Projet de loi anti-fraude : suspension controversée des allocations chômage adoptée dans l'hémicycle
Loi anti-fraude : suspension des allocations chômage adoptée

Un vote clivant sur la suspension des allocations chômage

Dans une atmosphère particulièrement électrique, les députés ont approuvé vendredi une disposition emblématique du projet de loi contre les fraudes. Cette mesure controversée autorise la suspension conservatoire des allocations chômage en cas de suspicion de fraude, une décision adoptée par 30 voix contre 19 dans un hémicycle clairsemé.

Un front politique divisé

Le vote a révélé des lignes de fracture nettes : la gauche dans son ensemble s'est opposée à l'article, tandis que les macronistes, la droite et l'extrême droite ont apporté leur soutien.

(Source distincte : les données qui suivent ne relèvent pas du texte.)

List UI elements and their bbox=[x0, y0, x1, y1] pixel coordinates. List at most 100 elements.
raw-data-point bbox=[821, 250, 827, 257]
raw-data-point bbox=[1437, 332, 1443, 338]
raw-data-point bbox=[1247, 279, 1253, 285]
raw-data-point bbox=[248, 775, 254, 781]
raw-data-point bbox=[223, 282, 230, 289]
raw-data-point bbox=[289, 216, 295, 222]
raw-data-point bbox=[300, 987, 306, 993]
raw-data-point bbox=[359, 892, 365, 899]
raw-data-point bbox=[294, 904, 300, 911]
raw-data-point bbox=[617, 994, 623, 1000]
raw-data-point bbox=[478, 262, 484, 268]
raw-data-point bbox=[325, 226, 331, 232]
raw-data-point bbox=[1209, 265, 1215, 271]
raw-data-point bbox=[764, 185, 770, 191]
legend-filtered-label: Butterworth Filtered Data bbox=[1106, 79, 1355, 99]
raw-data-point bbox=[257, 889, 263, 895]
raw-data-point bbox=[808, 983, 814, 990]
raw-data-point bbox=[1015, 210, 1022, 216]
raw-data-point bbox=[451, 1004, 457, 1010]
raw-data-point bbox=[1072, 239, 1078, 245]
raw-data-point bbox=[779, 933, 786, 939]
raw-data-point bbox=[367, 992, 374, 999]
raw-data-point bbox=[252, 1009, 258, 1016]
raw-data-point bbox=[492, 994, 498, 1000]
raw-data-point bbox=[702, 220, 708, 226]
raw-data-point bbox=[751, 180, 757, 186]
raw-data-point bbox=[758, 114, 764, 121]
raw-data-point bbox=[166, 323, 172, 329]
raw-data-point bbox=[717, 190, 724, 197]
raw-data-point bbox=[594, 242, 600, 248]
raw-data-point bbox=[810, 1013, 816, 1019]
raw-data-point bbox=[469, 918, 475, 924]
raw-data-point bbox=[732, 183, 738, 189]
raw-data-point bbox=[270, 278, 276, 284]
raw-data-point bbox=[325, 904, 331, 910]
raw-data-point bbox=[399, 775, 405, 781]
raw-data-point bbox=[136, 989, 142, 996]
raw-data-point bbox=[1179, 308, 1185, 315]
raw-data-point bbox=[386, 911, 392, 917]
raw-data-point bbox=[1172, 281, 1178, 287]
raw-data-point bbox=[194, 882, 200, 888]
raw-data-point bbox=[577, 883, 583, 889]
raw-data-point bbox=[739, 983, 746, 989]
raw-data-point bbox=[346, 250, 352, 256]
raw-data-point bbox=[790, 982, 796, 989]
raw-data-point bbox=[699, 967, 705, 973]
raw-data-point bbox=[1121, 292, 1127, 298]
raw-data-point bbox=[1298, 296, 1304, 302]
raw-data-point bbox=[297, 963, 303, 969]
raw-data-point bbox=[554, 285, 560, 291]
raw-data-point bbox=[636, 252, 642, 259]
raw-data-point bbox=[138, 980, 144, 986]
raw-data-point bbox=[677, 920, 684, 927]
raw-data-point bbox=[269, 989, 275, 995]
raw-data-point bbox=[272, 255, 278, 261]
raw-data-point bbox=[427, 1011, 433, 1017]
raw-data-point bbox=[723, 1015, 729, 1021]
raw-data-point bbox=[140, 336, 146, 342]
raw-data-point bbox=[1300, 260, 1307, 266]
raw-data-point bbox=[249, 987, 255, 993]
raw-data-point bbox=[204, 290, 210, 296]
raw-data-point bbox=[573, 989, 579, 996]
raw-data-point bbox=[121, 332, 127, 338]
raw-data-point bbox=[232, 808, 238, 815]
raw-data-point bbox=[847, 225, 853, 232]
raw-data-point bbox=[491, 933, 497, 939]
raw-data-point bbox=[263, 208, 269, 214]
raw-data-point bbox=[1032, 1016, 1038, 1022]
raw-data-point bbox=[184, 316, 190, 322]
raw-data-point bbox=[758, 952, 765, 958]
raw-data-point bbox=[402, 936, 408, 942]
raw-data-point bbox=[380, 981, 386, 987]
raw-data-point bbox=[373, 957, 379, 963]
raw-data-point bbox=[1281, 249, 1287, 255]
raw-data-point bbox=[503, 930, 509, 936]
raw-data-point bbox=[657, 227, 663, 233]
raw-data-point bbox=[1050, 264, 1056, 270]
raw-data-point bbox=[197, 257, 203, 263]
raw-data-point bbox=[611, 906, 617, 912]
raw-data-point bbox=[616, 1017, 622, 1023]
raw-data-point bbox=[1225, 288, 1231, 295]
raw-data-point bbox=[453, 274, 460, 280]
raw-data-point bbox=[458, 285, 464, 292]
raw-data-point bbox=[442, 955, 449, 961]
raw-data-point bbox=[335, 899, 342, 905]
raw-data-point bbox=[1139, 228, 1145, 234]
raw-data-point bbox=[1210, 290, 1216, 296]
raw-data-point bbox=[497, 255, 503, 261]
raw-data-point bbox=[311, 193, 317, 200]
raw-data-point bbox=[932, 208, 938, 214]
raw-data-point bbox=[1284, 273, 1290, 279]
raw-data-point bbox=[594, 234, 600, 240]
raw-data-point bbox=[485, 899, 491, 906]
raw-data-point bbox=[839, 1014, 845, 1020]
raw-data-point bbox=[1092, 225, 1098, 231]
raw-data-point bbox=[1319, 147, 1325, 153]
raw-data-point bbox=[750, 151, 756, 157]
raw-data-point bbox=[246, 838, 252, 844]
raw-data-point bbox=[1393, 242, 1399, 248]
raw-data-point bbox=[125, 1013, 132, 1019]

Cette polarisation a donné lieu à des échanges particulièrement vifs entre les différents groupes parlementaires.

Sophie Taillé-Pollian, du groupe écologiste, a exprimé sa vive opposition : « On ne peut pas donner à France Travail, qui est en sous-effectif, la possibilité de supprimer des allocations chômage sur la base de simples allégations ! On punit pour un doute. Jamais on ne voit ça ailleurs ».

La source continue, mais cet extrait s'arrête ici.